The Agent's Role vs. My Role#

After writing the parser, I still don't know HTML5 properly. The agent wrote it for me. I guided it when it came to API design and corrected bad decisions at the high level, but it did ALL of the gruntwork and wrote all of the code.

I handled all git commits myself, reviewing code as it went in. I didn't understand all the algorithmic choices, but I understood when it didn't do the right thing.

As models have gotten better, I've seen steady increases in test coverage. Gemini is the smartest model from a one-shot perspective, while Claude Opus is best at iterating its way to a good solution.

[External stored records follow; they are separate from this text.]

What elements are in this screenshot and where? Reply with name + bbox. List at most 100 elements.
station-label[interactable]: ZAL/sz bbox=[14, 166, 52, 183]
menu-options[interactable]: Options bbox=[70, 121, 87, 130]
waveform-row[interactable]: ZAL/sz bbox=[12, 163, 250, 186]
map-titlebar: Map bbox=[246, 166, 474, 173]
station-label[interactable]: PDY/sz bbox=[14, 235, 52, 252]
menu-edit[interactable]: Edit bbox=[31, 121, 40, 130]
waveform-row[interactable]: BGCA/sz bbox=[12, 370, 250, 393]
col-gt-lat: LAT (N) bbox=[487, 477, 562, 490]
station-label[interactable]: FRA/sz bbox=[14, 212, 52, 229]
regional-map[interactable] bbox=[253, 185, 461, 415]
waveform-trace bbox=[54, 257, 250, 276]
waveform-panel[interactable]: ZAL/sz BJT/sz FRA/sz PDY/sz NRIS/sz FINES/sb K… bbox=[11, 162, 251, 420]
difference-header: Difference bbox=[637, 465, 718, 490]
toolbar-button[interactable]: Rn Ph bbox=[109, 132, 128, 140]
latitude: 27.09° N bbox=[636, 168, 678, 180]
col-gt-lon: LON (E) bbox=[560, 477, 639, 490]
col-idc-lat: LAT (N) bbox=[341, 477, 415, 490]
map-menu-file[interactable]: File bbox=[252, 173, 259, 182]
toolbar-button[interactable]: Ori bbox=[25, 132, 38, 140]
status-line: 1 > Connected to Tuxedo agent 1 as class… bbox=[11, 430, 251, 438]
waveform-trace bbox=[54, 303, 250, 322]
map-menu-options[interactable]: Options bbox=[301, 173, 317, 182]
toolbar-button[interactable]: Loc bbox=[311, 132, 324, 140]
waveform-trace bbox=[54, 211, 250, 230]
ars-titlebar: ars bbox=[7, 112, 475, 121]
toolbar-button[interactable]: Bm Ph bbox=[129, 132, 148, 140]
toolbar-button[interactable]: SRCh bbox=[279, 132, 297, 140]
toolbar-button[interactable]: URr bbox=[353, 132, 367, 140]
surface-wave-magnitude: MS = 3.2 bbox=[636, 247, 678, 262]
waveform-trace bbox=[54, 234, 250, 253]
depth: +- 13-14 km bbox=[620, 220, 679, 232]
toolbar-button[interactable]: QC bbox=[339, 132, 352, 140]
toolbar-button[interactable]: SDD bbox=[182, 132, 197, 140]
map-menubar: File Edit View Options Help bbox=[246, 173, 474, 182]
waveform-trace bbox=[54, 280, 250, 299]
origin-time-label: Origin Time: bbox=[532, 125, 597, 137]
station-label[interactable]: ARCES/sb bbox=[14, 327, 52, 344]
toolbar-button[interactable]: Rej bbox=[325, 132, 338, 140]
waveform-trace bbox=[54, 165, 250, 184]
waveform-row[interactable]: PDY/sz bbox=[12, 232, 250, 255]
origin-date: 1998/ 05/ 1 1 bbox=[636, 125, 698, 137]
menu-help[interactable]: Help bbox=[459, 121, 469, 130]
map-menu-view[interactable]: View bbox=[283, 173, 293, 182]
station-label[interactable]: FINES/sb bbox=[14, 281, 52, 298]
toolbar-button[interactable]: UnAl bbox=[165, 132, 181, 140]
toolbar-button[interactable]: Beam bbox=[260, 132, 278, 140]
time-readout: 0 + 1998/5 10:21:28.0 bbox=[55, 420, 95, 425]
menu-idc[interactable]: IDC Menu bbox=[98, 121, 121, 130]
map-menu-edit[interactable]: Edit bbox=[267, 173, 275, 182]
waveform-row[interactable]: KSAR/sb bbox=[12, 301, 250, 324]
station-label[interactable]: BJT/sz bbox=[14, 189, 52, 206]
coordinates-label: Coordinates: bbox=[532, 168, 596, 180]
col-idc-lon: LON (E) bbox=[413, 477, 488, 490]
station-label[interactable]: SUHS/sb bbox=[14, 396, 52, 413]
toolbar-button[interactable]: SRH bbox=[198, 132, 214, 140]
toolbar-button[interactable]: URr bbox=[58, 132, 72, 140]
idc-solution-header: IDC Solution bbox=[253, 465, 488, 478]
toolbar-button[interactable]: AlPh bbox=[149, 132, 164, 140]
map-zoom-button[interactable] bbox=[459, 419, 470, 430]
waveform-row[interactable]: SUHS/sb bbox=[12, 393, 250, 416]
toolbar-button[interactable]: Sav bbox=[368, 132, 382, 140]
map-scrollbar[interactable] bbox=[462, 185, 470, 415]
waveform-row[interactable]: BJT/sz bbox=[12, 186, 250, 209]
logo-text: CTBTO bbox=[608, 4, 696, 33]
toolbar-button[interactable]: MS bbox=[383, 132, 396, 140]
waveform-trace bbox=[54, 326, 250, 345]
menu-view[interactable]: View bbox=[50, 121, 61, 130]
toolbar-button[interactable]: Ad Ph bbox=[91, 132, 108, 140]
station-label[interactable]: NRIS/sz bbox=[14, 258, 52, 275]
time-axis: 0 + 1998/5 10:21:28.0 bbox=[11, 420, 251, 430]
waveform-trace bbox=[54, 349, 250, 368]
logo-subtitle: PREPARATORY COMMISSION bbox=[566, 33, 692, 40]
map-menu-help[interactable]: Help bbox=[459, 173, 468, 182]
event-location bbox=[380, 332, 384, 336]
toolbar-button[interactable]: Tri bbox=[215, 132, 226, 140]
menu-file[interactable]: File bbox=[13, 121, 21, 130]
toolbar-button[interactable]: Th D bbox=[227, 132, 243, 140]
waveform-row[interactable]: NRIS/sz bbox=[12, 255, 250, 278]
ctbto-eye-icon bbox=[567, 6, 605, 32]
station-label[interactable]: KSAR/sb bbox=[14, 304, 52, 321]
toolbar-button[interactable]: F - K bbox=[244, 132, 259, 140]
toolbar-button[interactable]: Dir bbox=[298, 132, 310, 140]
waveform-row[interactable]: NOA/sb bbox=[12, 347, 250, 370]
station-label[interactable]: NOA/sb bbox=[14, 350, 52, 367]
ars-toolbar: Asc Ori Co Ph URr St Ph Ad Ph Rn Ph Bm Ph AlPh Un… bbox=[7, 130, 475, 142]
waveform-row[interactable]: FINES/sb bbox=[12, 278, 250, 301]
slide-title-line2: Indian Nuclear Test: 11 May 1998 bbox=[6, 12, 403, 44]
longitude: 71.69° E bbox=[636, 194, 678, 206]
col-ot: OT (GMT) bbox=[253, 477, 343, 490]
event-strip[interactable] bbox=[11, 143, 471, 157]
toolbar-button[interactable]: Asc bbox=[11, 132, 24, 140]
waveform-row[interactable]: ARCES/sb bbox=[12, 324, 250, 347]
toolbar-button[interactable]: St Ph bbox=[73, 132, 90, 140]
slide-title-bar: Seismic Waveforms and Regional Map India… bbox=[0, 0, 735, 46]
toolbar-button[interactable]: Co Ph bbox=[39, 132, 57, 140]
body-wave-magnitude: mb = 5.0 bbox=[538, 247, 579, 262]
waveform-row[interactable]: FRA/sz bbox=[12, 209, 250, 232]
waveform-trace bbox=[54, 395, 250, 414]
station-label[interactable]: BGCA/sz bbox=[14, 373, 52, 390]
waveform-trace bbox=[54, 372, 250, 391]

Tips for working with coding agents#

  1. Start with a clear, measurable goal. "Make the tests pass" is better than "improve the code."
  2. Review the changes. The agent writes a lot of code. Read it. You'll catch issues and learn things.
  3. Push back. If something feels wrong, say so. "I don't like that" is a valid response.
  4. Use version control. If the agent goes in the wrong direction, you can always revert.
  5. Let it fail. Running a command that fails teaches the agent something. Don't try to prevent all errors upfront.

Was it worth it?#

Yes. JustHTML is about 3,000 lines of Python with 8,500+ tests passing. I couldn't have written it this quickly without the agent.

But "quickly" doesn't mean "without thinking." I spent a lot of time reviewing code, making design decisions, and steering the agent in the right direction. The agent did the typing; I did the thinking.

That's probably the right division of labor.